Heydar Alirza Aliyev was born in 1923, the son of refugees, his father a working class railwayman. Life in Nakhchivan, an autonomous region of Azerbaijan, was changing rapidly. A brief period of independence — the Muslim world’s first democratic state — had been snuffed out through the emergence of the Soviet Union.

Moscow’s yoke, while oppressive, also came with benefits. A comprehensive, national education system was one. Considered one of the brightest minds of his generation in Azerbaijan, Heydar was able to move swiftly through a schooling system that did not exist just years earlier. Seemingly set to embark upon a career as an architect, World War Two would change everything. He was recruited by the People’s Commissariat for Internal Affairs, forerunner of the KGB, and served his nation as an intelligence analyst on Middle East politics and strategic affairs. In the wake of Hitler’s defeat, Heydar remained a part of the organisation and, over the next few years, swiftly moved up through its ranks.

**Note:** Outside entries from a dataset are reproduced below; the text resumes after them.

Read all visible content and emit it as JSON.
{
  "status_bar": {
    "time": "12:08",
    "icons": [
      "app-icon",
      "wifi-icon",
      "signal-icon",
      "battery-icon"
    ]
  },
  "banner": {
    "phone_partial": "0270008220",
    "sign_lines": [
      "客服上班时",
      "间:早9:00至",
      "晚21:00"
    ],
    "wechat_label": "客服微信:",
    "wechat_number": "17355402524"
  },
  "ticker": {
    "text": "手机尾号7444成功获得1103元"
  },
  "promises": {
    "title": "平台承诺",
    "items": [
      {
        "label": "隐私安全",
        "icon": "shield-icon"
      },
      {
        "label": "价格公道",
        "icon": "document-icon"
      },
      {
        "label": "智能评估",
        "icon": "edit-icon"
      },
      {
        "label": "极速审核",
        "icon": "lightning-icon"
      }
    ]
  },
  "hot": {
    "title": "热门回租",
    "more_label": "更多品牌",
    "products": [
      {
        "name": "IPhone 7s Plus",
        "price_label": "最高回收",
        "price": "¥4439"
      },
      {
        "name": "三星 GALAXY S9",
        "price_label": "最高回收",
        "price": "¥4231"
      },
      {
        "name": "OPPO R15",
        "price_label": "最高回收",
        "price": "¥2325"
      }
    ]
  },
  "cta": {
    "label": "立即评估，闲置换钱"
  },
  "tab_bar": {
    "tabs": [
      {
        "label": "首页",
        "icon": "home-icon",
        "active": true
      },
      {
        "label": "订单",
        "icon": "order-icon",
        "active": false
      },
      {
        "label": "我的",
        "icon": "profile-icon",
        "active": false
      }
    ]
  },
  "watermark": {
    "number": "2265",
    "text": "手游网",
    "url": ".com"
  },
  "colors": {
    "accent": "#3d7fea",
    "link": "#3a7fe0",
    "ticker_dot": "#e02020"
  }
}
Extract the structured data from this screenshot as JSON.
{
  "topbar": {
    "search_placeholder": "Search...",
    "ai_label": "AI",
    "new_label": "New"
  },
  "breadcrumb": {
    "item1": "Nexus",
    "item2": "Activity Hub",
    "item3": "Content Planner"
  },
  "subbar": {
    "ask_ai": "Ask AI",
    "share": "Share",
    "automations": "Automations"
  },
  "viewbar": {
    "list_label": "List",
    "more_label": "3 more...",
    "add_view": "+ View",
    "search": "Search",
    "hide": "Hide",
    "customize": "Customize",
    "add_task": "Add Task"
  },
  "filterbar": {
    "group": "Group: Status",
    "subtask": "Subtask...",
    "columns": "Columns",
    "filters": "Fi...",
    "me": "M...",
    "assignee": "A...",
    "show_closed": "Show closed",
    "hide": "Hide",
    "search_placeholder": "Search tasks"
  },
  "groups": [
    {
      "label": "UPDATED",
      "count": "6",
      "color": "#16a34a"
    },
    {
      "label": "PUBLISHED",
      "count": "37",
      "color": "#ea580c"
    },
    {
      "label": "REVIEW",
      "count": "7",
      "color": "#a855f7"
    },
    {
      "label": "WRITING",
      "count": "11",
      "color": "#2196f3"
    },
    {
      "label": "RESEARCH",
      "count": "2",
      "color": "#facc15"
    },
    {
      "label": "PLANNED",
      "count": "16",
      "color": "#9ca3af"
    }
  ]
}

In July 1969, Leonid Brezhnev signed a decree ordering his appointment as the head of Azerbaijan. His brief was to revitalise a moribund economy, fight endemic crime and cut corruption. His success began a transformation in Azerbaijan — and won Moscow’s attention. He served in the Soviet Union’s highest decision-making body, the Politburo, and then also as Deputy Premier.

It was during this era, at the pinnacle of power, that he won a reputation as being a reformer. An ally of Mikhail Gorbachev, when ‘Gorby’ won power Heydar was expected to be part of the revolution underway, but he clashed with the General Secretary over the unplanned nature of change. The cataclysmic socio-economic collapse of the Soviet Union would perhaps prove Heydar correct.

The victim of a suspicious heart attack and later sacked by Gorbachev, after a period under virtual house arrest, Heydar eventually flew home and into semi-retirement in the wake of a Gorbachev-ordered massacre of civilians on the streets of Baku in January 1990.

He would return to the mainstream in 1993 during Azerbaijan’s darkest hour, on the verge of civil war, amid economic collapse and on the brink of becoming a failed state. Not only would he succeed in stabilising the nation but, over the next decade, would shape a modern Azerbaijan as one of the most stable and progressive nations in the world.

This book tells the story of the rise and fall and the rise again of a man and his nation.